Belo Horizonte e Brasília – O desembargador Magid Nauef Láuar (imagem em destaque), do Tribunal de Justiça de Minas Gerais (TJMG), acolheu os embargos do Ministério Público de Minas Gerais (MPMG) e restaurou duas condenações no processo que envolve o estupro de vulnerável de uma menina de 12 anos por um homem de 35 anos.

A decisão monocrática do desembargador foi noticiada pelo TJMG, que está sob intensa pressão desde que o homem foi inocentado do crime de estupro em uma primeira decisão.

De acordo com a Corte mineira, o magistrado “acolheu os embargos de declaração com efeitos infringentes opostos pelo Ministério Público e negou provimento aos recursos de apelação do processo envolvendo estupro de vulnerável na Comarca de Araguari”.

Com isso, o magistrado manteve sentença condenatória de 1ª instância e também determinou a expedição imediata de mandados de prisão em desfavor do homem de 35 anos e da mãe da vítima.

Entenda o caso

Na última semana, o TJMG absolveu, por dois votos a um, um homem de 35 anos acusado de estupro de vulnerável contra uma menina de 12 anos. A 9ª Câmara Criminal Especializada também inocentou a mãe da criança, que respondia por conivência. Para a Corte, em decisão que foi criticada no país inteiro, não houve crime no caso, pois os dois teriam um “vínculo afetivo consensual”.

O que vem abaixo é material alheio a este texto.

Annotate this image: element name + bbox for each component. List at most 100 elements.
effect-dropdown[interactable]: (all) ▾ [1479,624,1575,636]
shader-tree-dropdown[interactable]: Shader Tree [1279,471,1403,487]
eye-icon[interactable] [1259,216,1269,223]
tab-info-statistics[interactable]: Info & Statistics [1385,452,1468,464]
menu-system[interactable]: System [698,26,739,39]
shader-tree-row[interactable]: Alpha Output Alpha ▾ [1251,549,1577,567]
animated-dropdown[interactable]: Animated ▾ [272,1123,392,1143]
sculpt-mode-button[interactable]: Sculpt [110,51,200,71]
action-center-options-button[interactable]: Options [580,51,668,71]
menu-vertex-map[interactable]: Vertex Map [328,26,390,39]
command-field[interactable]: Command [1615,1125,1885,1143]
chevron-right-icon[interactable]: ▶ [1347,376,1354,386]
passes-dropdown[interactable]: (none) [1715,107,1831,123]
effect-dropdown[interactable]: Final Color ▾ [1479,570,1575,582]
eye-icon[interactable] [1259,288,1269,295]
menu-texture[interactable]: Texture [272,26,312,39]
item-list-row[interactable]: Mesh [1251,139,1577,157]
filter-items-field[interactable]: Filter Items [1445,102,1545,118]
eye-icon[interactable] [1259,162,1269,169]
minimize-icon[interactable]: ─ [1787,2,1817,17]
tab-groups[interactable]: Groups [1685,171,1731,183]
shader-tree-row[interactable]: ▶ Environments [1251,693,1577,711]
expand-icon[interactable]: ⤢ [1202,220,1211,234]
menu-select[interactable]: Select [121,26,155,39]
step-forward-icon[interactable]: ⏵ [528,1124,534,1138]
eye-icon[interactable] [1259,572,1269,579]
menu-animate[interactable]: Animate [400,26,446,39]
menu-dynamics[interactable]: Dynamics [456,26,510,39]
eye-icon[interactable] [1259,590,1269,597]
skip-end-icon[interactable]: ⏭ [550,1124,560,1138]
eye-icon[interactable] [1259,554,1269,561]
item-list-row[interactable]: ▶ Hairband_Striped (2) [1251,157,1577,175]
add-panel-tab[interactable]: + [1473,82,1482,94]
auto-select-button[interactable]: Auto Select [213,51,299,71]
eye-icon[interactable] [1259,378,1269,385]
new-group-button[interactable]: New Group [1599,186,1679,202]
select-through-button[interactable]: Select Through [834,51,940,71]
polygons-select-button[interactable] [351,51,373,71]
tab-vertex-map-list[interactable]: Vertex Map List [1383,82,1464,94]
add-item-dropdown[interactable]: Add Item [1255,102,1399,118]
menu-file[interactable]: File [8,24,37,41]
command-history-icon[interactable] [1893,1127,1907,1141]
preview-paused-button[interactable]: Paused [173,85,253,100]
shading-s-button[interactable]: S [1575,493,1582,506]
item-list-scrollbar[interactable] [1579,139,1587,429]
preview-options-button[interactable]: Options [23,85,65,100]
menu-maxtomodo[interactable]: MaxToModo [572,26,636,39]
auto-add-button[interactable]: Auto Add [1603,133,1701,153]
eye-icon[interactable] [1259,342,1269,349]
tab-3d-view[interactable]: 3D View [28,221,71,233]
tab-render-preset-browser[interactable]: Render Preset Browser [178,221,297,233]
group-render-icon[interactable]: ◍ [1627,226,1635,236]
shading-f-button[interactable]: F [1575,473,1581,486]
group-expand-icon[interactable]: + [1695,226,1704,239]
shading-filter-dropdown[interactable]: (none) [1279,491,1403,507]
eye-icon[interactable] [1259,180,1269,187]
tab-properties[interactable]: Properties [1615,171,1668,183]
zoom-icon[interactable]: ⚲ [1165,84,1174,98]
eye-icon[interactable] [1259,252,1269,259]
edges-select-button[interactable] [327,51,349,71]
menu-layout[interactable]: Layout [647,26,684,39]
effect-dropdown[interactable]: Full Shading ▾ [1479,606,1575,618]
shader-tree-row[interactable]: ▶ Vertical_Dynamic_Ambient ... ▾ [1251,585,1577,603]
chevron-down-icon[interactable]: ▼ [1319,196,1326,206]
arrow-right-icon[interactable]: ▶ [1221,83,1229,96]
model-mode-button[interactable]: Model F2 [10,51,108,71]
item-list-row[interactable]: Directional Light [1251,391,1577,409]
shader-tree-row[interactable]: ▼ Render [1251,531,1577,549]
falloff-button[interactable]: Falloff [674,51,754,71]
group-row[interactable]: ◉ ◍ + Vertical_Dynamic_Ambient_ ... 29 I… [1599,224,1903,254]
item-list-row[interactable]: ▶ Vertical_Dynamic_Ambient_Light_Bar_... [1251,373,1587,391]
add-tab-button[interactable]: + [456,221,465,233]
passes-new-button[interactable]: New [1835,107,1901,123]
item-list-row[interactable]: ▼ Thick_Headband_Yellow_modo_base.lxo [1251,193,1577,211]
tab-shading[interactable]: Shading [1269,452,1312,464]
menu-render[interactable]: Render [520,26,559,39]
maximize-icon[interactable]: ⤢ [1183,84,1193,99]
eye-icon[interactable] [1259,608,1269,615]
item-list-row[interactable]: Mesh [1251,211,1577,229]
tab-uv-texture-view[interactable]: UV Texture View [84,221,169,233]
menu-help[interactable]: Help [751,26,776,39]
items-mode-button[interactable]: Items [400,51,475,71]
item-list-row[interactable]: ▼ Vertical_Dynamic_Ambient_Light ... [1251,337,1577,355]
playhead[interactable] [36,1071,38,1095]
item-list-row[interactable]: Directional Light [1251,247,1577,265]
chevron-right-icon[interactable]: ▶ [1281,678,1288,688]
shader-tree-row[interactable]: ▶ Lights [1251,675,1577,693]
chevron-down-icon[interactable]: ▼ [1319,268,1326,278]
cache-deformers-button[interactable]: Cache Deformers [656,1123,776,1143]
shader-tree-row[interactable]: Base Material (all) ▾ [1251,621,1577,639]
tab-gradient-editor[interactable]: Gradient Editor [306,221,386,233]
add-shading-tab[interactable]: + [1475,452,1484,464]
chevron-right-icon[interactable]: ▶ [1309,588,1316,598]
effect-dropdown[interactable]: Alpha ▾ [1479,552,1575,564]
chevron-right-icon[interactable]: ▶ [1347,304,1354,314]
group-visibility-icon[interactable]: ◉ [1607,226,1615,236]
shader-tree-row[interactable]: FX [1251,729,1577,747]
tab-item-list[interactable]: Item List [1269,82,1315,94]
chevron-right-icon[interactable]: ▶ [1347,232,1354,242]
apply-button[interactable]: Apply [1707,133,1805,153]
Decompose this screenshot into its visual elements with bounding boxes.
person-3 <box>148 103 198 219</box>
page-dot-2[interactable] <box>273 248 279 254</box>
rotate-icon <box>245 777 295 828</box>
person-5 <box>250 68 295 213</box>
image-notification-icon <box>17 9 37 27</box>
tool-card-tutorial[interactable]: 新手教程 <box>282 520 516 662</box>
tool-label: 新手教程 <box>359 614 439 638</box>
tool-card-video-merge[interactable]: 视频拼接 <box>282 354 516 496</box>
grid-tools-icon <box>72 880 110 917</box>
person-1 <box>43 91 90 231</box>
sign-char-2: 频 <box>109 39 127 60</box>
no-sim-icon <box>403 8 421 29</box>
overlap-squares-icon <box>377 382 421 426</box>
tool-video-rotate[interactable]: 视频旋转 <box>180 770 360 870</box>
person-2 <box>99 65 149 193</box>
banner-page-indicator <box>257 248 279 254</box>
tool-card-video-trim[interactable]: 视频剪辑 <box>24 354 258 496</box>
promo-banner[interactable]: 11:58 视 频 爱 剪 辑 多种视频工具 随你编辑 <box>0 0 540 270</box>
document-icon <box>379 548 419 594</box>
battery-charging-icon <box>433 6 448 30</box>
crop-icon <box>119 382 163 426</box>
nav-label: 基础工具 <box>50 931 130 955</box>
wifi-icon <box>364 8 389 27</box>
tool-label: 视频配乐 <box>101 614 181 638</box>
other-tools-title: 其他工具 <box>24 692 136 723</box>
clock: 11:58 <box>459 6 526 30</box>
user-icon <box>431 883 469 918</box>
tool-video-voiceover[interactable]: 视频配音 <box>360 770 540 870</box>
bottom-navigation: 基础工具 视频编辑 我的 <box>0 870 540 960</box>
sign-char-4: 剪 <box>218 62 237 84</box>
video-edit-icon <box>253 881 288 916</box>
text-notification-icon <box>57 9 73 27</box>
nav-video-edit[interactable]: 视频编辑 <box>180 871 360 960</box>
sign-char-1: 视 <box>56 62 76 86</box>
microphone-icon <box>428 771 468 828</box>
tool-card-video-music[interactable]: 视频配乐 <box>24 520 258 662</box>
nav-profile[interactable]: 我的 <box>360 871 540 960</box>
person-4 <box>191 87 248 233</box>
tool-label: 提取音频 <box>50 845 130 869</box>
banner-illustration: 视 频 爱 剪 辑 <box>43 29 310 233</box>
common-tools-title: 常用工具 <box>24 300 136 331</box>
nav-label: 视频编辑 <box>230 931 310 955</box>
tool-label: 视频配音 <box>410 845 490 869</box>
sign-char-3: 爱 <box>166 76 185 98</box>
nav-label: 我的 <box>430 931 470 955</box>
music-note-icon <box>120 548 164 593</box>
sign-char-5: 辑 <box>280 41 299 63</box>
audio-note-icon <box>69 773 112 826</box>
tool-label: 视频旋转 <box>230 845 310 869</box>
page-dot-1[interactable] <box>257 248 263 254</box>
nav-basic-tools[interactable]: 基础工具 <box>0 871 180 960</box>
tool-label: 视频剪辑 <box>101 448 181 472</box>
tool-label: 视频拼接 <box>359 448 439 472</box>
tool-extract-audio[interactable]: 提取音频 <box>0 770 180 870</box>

No Brasil, a jurisprudência consolidada pelo Superior Tribunal de Justiça (STJ) estabelece que o consentimento da vítima é irrelevante em casos de estupro de vulnerável quando a envolvida tem menos de 14 anos, bastando essa condição para a configuração do crime.

Desembargador virou investigado

A repercussão da absolvição inicial jogou holofotes em cima do desembargador Magid Nauef Lauar, que se tornou investigado por supostos casos de abuso sexual.

O próprio TJMG e o Conselho Nacional de Justiça (CNJ) receberam denúncias e abriram investigações.

Ao menos duas pessoas serão ouvidas sobre as denúncias, entre elas um parente do magistrado, o ator Saulo Lauar, que fez um emocionado desabafo sobre o que teria passado.